Wasser von Wasser trennen

von Lily Wittenburg

Am Abend der Eröffnung ist es drinnen kälter als draußen. Man schreitet vorerst über eine wüste, leere, weiße Fläche hinweg. Am Ende der Halle bündelt sich eine Menschenmenge um eine Bühne herum, auf der ein Moderator, dem wenige zuhören, irgendetwas mitteilen will. Alle scheinen auf ein Ereignis zu warten, die Stimmung ist der eines Konzertes nicht unähnlich. Obwohl Musik gespielt wird, sie aber niemand wirklich genießen kann, weil sie zwar schön, aber eben aus den Boxen und nicht von der Bühne erschallt.
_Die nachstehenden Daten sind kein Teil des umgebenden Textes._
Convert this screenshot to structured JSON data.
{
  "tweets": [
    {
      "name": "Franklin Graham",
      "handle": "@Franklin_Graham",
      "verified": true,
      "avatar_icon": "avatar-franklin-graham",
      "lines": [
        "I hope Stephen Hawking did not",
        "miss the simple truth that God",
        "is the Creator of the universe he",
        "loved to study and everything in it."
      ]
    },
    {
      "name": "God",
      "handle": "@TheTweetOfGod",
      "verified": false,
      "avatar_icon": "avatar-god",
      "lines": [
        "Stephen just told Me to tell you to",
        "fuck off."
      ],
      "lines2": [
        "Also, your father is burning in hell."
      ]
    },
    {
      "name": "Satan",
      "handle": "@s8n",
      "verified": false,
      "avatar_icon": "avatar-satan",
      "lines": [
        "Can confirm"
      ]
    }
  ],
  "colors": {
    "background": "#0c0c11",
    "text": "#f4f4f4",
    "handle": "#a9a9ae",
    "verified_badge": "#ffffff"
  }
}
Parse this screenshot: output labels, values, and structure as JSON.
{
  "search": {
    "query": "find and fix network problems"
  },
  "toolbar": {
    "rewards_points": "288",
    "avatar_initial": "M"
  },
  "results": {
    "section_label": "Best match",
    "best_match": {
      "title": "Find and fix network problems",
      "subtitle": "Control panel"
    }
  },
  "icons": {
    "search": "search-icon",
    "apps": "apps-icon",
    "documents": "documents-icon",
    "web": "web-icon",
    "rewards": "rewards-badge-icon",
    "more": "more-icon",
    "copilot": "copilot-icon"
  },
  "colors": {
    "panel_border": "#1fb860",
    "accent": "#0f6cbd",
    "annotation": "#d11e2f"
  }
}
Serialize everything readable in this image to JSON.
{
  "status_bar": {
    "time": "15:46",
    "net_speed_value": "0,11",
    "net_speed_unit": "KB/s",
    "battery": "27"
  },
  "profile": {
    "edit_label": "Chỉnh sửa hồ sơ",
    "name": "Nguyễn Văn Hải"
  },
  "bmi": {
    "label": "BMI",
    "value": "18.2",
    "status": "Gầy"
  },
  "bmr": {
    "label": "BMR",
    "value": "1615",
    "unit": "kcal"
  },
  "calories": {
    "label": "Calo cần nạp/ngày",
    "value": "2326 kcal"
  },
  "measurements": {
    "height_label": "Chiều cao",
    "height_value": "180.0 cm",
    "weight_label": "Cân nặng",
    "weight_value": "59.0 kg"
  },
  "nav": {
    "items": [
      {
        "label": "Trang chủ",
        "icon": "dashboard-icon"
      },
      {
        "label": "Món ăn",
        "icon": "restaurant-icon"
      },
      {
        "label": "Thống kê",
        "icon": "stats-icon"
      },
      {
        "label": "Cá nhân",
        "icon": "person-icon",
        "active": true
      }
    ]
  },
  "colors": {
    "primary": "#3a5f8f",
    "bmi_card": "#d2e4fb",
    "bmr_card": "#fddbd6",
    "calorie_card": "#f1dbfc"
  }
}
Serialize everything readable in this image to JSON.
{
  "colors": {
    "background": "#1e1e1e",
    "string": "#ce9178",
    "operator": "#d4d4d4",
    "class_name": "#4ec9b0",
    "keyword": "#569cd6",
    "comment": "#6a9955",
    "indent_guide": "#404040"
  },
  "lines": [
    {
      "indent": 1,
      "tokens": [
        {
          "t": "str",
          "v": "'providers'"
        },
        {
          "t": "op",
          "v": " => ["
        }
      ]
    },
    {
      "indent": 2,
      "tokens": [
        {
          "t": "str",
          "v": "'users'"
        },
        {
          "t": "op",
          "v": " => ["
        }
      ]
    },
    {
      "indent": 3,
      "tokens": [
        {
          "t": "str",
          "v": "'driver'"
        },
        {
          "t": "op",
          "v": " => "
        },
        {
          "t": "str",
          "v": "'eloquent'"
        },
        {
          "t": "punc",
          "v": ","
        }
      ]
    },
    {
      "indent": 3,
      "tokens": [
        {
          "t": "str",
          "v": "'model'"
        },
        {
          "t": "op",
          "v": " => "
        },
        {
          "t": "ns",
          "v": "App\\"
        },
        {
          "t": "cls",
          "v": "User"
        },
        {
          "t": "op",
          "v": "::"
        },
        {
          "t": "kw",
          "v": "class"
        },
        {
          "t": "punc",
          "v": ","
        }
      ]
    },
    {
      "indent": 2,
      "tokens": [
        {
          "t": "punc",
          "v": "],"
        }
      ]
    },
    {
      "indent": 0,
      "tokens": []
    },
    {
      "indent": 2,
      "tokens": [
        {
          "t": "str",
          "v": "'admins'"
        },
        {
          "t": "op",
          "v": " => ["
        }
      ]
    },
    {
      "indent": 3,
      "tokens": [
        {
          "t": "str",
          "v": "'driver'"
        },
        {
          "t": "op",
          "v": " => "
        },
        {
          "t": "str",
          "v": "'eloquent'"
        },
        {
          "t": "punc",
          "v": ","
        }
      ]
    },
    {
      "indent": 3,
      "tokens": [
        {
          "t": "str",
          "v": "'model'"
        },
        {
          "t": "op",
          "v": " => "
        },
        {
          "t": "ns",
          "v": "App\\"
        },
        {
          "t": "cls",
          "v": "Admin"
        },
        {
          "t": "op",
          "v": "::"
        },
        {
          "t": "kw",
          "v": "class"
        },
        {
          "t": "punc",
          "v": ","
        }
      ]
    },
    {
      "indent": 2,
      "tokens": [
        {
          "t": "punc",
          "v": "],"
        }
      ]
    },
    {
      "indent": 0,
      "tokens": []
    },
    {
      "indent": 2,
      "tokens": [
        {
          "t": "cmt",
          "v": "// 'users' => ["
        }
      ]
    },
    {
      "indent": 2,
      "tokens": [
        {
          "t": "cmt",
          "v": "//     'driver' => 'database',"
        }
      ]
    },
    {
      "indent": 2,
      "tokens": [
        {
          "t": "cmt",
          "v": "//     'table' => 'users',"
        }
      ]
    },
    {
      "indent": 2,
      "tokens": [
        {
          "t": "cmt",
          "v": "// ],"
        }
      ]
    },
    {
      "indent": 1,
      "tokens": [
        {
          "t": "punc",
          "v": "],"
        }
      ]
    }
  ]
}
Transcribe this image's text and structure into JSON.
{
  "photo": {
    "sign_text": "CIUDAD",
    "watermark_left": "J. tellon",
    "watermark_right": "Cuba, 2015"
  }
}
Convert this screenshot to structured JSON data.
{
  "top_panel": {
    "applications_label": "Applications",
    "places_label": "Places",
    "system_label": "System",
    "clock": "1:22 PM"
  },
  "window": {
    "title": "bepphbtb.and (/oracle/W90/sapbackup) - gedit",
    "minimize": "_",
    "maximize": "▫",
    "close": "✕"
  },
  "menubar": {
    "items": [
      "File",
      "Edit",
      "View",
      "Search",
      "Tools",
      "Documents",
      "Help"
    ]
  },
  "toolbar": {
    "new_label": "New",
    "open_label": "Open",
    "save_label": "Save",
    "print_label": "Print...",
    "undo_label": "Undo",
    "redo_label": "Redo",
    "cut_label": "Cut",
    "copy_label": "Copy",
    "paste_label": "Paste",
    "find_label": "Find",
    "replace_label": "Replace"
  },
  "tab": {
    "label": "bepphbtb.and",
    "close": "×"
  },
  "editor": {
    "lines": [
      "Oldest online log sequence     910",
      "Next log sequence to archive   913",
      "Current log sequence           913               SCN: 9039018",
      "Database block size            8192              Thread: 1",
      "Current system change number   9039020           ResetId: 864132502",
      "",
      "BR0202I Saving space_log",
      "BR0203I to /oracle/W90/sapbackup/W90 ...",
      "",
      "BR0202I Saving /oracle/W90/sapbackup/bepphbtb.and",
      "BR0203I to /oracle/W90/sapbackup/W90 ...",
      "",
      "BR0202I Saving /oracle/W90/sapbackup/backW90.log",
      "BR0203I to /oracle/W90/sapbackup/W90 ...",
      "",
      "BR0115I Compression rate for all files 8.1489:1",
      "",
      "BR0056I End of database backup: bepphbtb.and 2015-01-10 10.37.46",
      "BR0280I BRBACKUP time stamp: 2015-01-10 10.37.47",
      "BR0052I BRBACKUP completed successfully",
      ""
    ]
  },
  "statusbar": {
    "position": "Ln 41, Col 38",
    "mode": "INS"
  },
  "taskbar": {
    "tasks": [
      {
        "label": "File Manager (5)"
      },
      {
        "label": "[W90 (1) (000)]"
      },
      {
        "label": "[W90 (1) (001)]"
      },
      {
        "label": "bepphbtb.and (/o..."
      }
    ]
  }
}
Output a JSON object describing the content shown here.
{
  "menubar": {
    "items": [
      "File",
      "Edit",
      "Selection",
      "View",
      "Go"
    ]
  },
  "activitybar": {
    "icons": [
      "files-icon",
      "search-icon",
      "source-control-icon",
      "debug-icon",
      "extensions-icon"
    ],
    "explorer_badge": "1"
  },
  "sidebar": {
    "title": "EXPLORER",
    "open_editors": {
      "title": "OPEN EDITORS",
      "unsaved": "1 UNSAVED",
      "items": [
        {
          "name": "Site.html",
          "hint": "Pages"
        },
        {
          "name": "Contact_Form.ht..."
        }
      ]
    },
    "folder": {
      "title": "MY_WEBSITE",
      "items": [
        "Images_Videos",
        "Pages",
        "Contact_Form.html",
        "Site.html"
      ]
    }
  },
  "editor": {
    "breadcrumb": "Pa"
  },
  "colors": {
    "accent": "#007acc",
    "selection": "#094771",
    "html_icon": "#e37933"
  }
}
Also wartet man auf das Eigentliche, den eigentlichen Anlass. Aber den gibt es nicht: Der schöne Ansatz dieser Veranstaltung ist, sich auszutauschen. Alle scheinen ein wenig verlegen zu sein. Je länger gewartet wird, desto größer wird auch die Erwartung. Bis zu dem Moment, an dem man sich abwendet, weil es zu lange dauert. In den nächsten Stunden des Wartens auf ein Ereignis stellt sich die Frage, ob man nun gescheitert ist, weil man selbst nichts hat hinzufügen können, oder ob es einfach der falsche Ort war, an den die Hoffnungen gerichtet wurden.

Es ist etwas vergessen worden, und dieses Gefühl des Verlustes von etwas Wesentlichem bestimmt die ganze Gesellschaft, die sich hier zusammengetan hat. Es wurde darüber gesprochen, dass wir Teil haben wollen an der Kultur, den Bildern und Umbildungen, die in dieser Stadt vor sich gehen. Dass wir nicht umgesiedelt werden wollen, aufgefressen vom Sich Schmücken mit dem Daneben, von der Kulturpolitik. Es sind kluge Dinge gesagt, Ansätze gefunden und Orte geschaffen worden.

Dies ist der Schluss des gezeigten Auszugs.